Sunday, August 3, 2014

Actually I plan to dissolve into oblivion.

To disappear is an interesting feat.

What is my purpose? Should I even be asking that question? To reduce my entire existence to a single point of a purpose? 

I want to live everyday. I want my freedom.
My parents have granted me the freedom. 

Today I work and I enjoy working. I don't want to be one of those mediocre people who complain about having work to work for. I mean, I see people in desperate situations that it makes me thankful to be where I am today. I do get frustrated sometimes but then there are other things to cheer me up.
Friends, food, beauty, life and most importantly that one person who is so morally dignified that well no amount of qualifications can top it. Not even my tennis smashes.

peace- Dr. Diksha.

(Note- The 'D' is finally capitalized).



Oh right.

I am so obsolete, I need to make a comeback.
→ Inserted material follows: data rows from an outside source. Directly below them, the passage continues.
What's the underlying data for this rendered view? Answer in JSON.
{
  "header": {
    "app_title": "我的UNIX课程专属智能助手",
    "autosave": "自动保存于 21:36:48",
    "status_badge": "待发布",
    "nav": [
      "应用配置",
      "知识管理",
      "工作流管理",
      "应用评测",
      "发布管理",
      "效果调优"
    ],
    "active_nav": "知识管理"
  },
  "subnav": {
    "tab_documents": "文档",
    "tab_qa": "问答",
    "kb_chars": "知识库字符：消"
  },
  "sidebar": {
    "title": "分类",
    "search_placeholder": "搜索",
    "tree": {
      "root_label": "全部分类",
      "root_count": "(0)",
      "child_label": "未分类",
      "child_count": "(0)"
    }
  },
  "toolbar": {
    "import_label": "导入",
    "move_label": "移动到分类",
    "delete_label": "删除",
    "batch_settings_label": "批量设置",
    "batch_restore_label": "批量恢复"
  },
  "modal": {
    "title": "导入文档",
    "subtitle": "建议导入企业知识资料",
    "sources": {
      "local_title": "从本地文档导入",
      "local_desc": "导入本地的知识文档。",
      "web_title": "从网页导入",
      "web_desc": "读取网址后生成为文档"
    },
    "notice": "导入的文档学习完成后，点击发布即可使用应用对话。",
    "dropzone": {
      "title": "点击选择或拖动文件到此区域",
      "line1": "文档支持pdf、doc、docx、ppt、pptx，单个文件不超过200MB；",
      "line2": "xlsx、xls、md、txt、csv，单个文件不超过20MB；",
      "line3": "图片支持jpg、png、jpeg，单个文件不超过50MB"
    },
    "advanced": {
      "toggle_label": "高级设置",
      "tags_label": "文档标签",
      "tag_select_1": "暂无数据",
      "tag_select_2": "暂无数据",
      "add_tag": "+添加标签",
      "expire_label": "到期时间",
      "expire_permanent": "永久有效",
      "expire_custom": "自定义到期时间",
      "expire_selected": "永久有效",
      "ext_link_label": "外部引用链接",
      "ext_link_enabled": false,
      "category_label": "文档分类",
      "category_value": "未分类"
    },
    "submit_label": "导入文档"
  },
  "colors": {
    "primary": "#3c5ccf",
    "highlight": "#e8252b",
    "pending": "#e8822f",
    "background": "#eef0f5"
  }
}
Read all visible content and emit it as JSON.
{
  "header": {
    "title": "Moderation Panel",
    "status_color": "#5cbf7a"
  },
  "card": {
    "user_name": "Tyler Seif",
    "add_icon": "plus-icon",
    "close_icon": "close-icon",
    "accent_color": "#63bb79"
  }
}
Yeah, I have so many things to write about. Such as I wanted to write about Mirka Federer and Anjali Tendulkar and parallel them in my writing, saying why that Roger Federer would be no Fed had it not been for Mirka, and Sachin would be no Sachin Tendulkar had it not been for Anjali. But I never wrote and now I am out of words.
I wanted to write about this engineer-turned-photographer guy but I never did.
I am such a complainer. I have so many things to complain about.